The dedicated Saatchi room will be in the General Staff Building, former government offices in Palace Square which are being restored to provide a home for the Hermitage’s collection of 19th to 21st century art. A Saatchi spokesperson confirmed that the collector is “happy to go along with the idea of lending a rotating selection of works”.
This move follows the opening of “USA Today”, an exhibition which Mr Saatchi has sent to Russia, following its display at London’s Royal Academy in autumn 2006. “USA Today”, with 58 works, opened in St Petersburg on 24 October, co-sponsored by Coca-Cola and UBS. Running until 13 January, it is in recently renovated rooms on the second and third floors of the General Staff Building. Mr Saatchi has worked on the presentation with Dimitri Ozerkov, the newly appointed Hermitage curator of contemporary art.
The opening of “USA Today” also marks the launch of the Hermitage 20/21 project, an ambitious attempt to extend the museum’s display of post-1917 art. The scheme’s advisor is Sir Norman Rosenthal, exhibitions secretary of the Royal Academy.
The Hermitage has also confirmed reports that Damien Hirst’s diamond-encrusted skull could be loaned to the museum next spring, although arrangements have not been finalised.

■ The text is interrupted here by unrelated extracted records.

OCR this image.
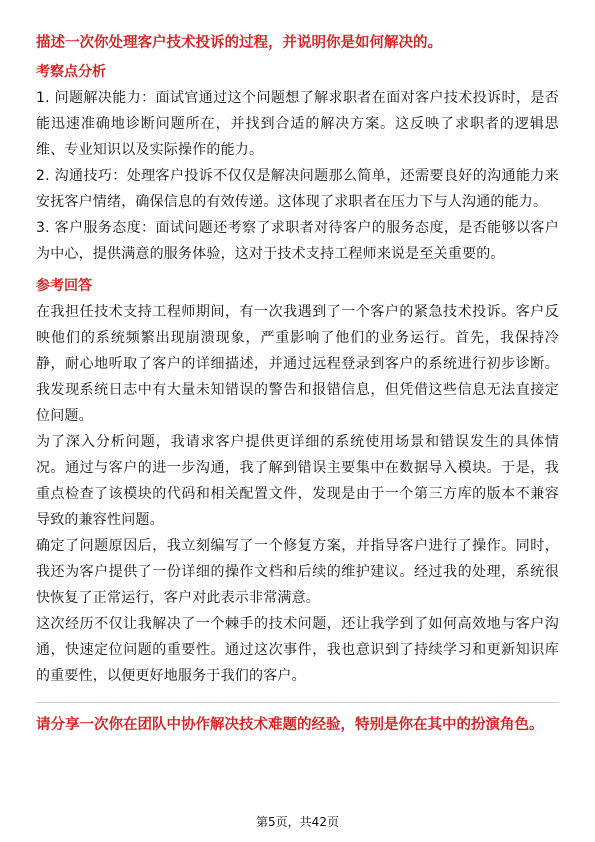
描述一次你处理客户技术投诉的过程，并说明你是如何解决的。

考察点分析

1. 问题解决能力：面试官通过这个问题想了解求职者在面对客户技术投诉时，是否能迅速准确地诊断问题所在，并找到合适的解决方案。这反映了求职者的逻辑思维、专业知识以及实际操作的能力。

2. 沟通技巧：处理客户投诉不仅仅是解决问题那么简单，还需要良好的沟通能力来安抚客户情绪，确保信息的有效传递。这体现了求职者在压力下与人沟通的能力。

3. 客户服务态度：面试问题还考察了求职者对待客户的服务态度，是否能够以客户为中心，提供满意的服务体验，这对于技术支持工程师来说是至关重要的。

参考回答

在我担任技术支持工程师期间，有一次我遇到了一个客户的紧急技术投诉。客户反映他们的系统频繁出现崩溃现象，严重影响了他们的业务运行。首先，我保持冷静，耐心地听取了客户的详细描述，并通过远程登录到客户的系统进行初步诊断。我发现系统日志中有大量未知错误的警告和报错信息，但凭借这些信息无法直接定位问题。

为了深入分析问题，我请求客户提供更详细的系统使用场景和错误发生的具体情况。通过与客户的进一步沟通，我了解到错误主要集中在数据导入模块。于是，我重点检查了该模块的代码和相关配置文件，发现是由于一个第三方库的版本不兼容导致的兼容性问题。

确定了问题原因后，我立刻编写了一个修复方案，并指导客户进行了操作。同时，我还为客户提供了一份详细的操作文档和后续的维护建议。经过我的处理，系统很快恢复了正常运行，客户对此表示非常满意。

这次经历不仅让我解决了一个棘手的技术问题，还让我学到了如何高效地与客户沟通，快速定位问题的重要性。通过这次事件，我也意识到了持续学习和更新知识库的重要性，以便更好地服务于我们的客户。

请分享一次你在团队中协作解决技术难题的经验，特别是你在其中的扮演角色。

第5页，共42页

In separate developments, a number of other important exhibitions are coming to Russia. A selection of English watercolours collected by Paul Mellon and left to the Yale Center for British Art, opened at the Hermitage on 23 October. Tate is sending its “Turner Prize: A Retrospective” (at Tate Britain until 6 January 2008) to Moscow’s Museum of Modern Art (7 February-30 March 2008). Finally, Tate is also negotiating to send a reduced version of the American touring exhibition on J.M.W. Turner (now in Washington, and going on to Dallas and New York) to the Pushkin Museum in Moscow, for October 2008.